In an action to recover damages for personal injuries, etc., the defendant third-party plaintiff and second third-party plaintiff appeals from an order of the Supreme Court, Orange County (Owen, J.), dated August 10, 2005, which denied its motion to vacate the dismissal of the third-party complaint and the second third-party complaint.
Ordered that the order is reversed, on the law, with one bill of costs, the motion is granted, and the third-party complaint and the second third-party complaint are reinstated.

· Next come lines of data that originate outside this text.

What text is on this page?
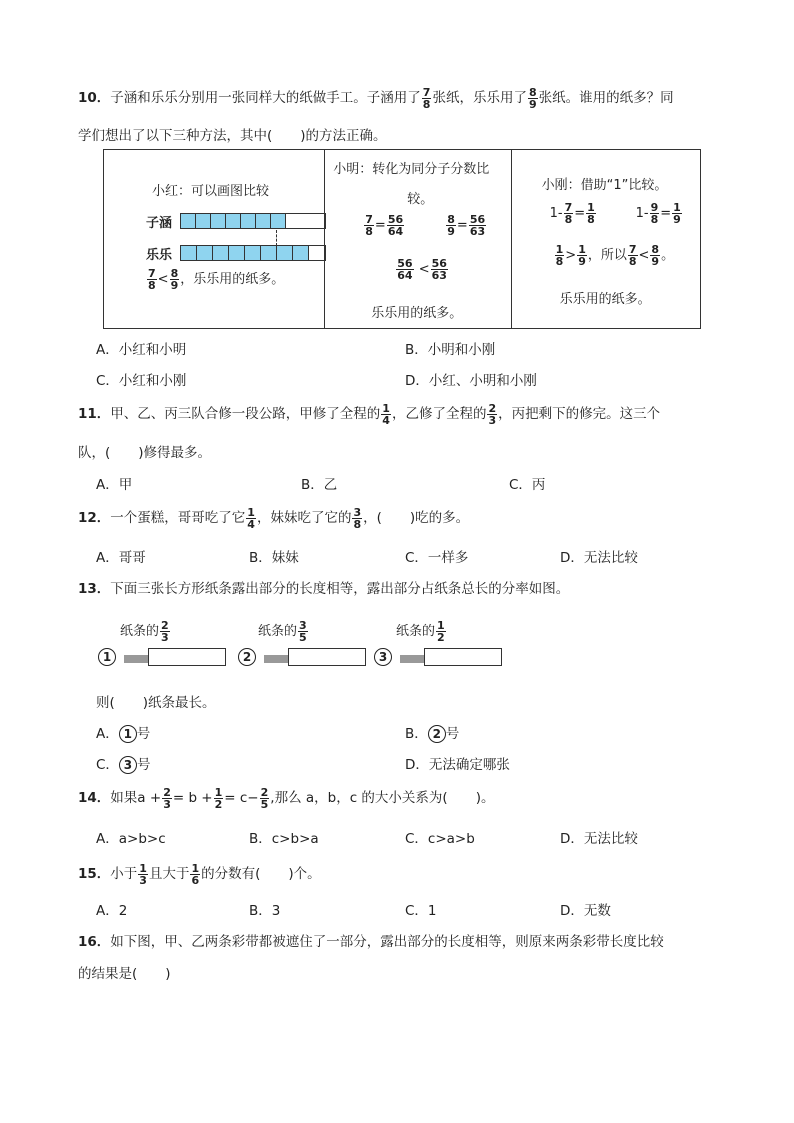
10．子涵和乐乐分别用一张同样大的纸做手工。子涵用了 $\frac{7}{8}$ 张纸，乐乐用了 $\frac{8}{9}$ 张纸。谁用的纸多？同
学们想出了以下三种方法，其中( )的方法正确。
小红：可以画图比较
子涵
乐乐
$\frac{7}{8} < \frac{8}{9}$ ，乐乐用的纸多。

小明：转化为同分子分数比
较。
$\frac{7}{8} = \frac{56}{64}$	$\frac{8}{9} = \frac{56}{63}$
$\frac{56}{64} < \frac{56}{63}$
乐乐用的纸多。

小刚：借助“1”比较。
$1- \frac{7}{8} = \frac{1}{8}$	$1- \frac{9}{8} = \frac{1}{9}$
$\frac{1}{8} > \frac{1}{9}$ ，所以 $\frac{7}{8} < \frac{8}{9}$ 。
乐乐用的纸多。
A．小红和小明	B．小明和小刚
C．小红和小刚	D．小红、小明和小刚
11．甲、乙、丙三队合修一段公路，甲修了全程的 $\frac{1}{4}$ ，乙修了全程的 $\frac{2}{3}$ ，丙把剩下的修完。这三个
队，( )修得最多。
A．甲	B．乙	C．丙
12．一个蛋糕，哥哥吃了它 $\frac{1}{4}$ ，妹妹吃了它的 $\frac{3}{8}$ ，( )吃的多。
A．哥哥	B．妹妹	C．一样多	D．无法比较
13．下面三张长方形纸条露出部分的长度相等，露出部分占纸条总长的分率如图。
纸条的 $\frac{2}{3}$
1
纸条的 $\frac{3}{5}$
2
纸条的 $\frac{1}{2}$
3
则( )纸条最长。
A． 1 号	B． 2 号
C． 3 号	D．无法确定哪张
14．如果$a + \frac{2}{3} = b + \frac{1}{2} = c- \frac{2}{5}$ ,那么 a，b，c 的大小关系为( )。
A．a>b>c	B．c>b>a	C．c>a>b	D．无法比较
15．小于 $\frac{1}{3}$ 且大于 $\frac{1}{6}$ 的分数有( )个。
A．2	B．3	C．1	D．无数
16．如下图，甲、乙两条彩带都被遮住了一部分，露出部分的长度相等，则原来两条彩带长度比较
的结果是( )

At a proceeding on May 25, 2005 the Supreme Court dismissed the third-party complaint and the second third-party complaint for “failure to prosecute” based on the appellant’s failure to file a note of issue within 90 days of the court’s directive. However, there is no evidence in the record of a valid 90-day demand (see CPLR 3216 [b] [3]). Accordingly, the Supreme Court was not authorized to dismiss the third-party actions for want of prosecution (see CPLR 3216 [b]; O’Connell v City Wide Auto Leasing, 6 AD3d 682 [2004]; Akpinar v John Hancock Mut. Life Ins. Co., 302 AD2d 337 [2003]; Fernandez v Minsky, 242 AD2d 665 [1997]; Ameropan Realty Corp. v Rangeley Lakes Corp., 222 AD2d 631 [1995]). Nor can the dismissal be justified as one made pursuant to CPLR 3126 (b) (3), as the court attempted to do in the order on appeal. The record does not evince willful, contumacious, or bad faith conduct by the appellant which would have warranted a dismissal pursuant to CPLR 3126 (b) (3) (see Franznick v Town of Huntington, 21 AD3d 875 [2005]; compare Royal Caterers, LLC v Marine Midland, 8 AD3d 549 [2004]; Alto v Gilman Mgt. Corp., 7 AD3d 650 [2004]). Under the circumstances, the appellant’s motion to vacate the dismissal of the third-party complaint and the second third-party complaint should have been granted. Miller, J.P, Ritter, Luciano, Spolzino and Dillon, JJ., concur.